Jewish strangers

Having been born in 1960s and raised in a mostly secular environment, I was far removed from the old world Judaism of my grandparents and great grandparents, who immigrated here from the Ukraine. My maternal grandfather and a few distant relatives practiced the traditions with an Orthodox fervor, complete with readings from the Torah and the fulfillment of the prescribed rituals. They understood both the mundane and sacred in what they were reading and practicing, including the Talmudic applications of it. Yet, for me, it was like observing somebody else’s religion or culture. It felt very foreign to me, and to this day it still feels that way to some degree.

I will never relate to the mindset of someone raised in an Orthodox community, where Jewish tradition, learning, ritual, morality, and the Torah and Talmud are the priorities of everyday living. My experience of Judaism will always be filtered and diluted through the memories and impressions of growing up in an open, secular society, which was and continues to be an international and cultural melting pot of values, attitudes, ideas, beliefs, and knowledge. I am an assimilated American Jew with ethical and spiritual beliefs that have many sources, including, but not limited to Judaism.

Hebrew school was the only source of formal Jewish education in my early life, but like the Judaism 101 type books, it was an assimilated version of what the generic Jew is supposed to believe and practice. I don’t remember much of anything from that education, other than being bored and angry that the bullies from public school were there pretending to be good Jews, even to me, the kid they bullied earlier in the day in public school. However, through the boredom and anger, I somehow learned how to read Hebrew and did a good job reading from the Torah and fulfilling the traditions at my Bar Mitzvah.

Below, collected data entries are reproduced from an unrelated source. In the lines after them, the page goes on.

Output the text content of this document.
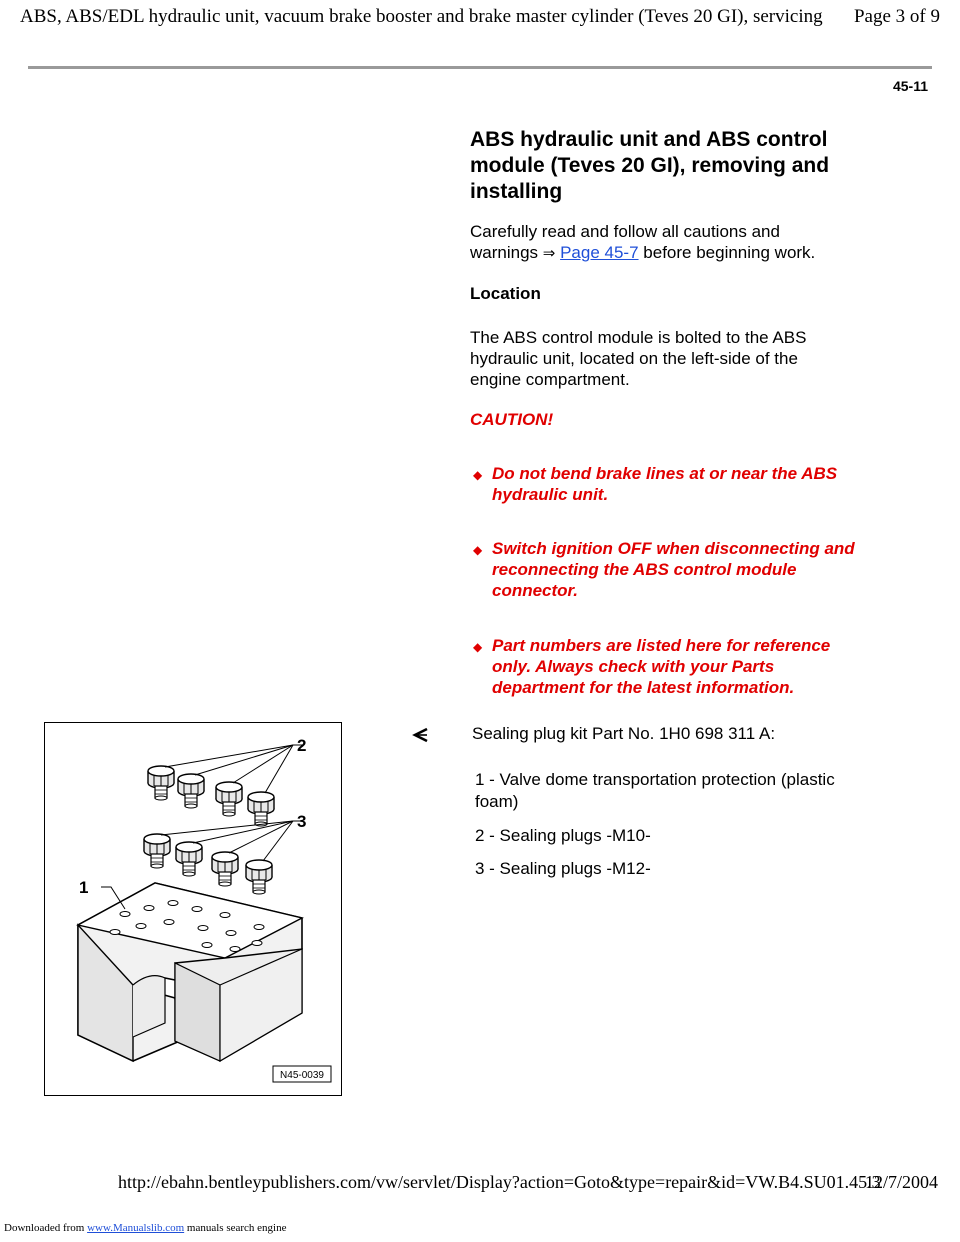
ABS, ABS/EDL hydraulic unit, vacuum brake booster and brake master cylinder (Teves 20 GI), servicing Page 3 of 9
45-11
ABS hydraulic unit and ABS control
module (Teves 20 GI), removing and
installing
Carefully read and follow all cautions and
warnings ⇒ Page 45-7 before beginning work.
Location
The ABS control module is bolted to the ABS
hydraulic unit, located on the left-side of the
engine compartment.
CAUTION!
◆ Do not bend brake lines at or near the ABS
hydraulic unit.
◆ Switch ignition OFF when disconnecting and
reconnecting the ABS control module
connector.
◆ Part numbers are listed here for reference
only. Always check with your Parts
department for the latest information.
1
2
3
N45-0039
Sealing plug kit Part No. 1H0 698 311 A:
1 - Valve dome transportation protection (plastic
foam)
2 - Sealing plugs -M10-
3 - Sealing plugs -M12-
http://ebahn.bentleypublishers.com/vw/servlet/Display?action=Goto&type=repair&id=VW.B4.SU01.45.3
12/7/2004
Downloaded from www.Manualslib.com manuals search engine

Outside of Hebrew school, the only message I received about my Jewishness was to stay close to my own kind, and beware of the antisemitic hatred that supposedly lurked in the hearts of our Christian neighbors, peers, friends, and infatuations. However, I never encountered the antisemitic behavior that I was warned about, except for the occasional jokes about “Jews and financial greed,” but this was no worse than the jokes made about other ethnic groups. Thus, being a victim of ethnic jokes did not provide me with a sense of Jewish identity based on persecution, since every ethnic group seemed to be a target for jokes. I grew up with no sense of what being Jewish was supposed to be about, and as a consequence, I did not personally identify myself as being Jewish, not to myself or others.

During the past 15 years, I’ve read and collected articles and books on various aspects of Judaism and Jewish thought, primarily to fill the gaps of what I had not learned about my heritage as a child. For now though, Judaism continues to feel more like a community of strangers, some who seem very foreign and unlike me, and some who seem vaguely familiar to me, but in a way that I cannot yet articulate to myself or others.

Modern Judaism is a mixed bag of traditions, ideas, religious texts, history, antisemitic issues, geography, politics, mysticism, ethics, and attitudes. I find it very difficult to create a sense of Jewish identity around all that, and so for now, I am focused on identifying the Jewish strangers who resonate with something familiar inside me. My hope is that through my writing and imagination, I can somehow coax them into speaking more loudly and more directly to me.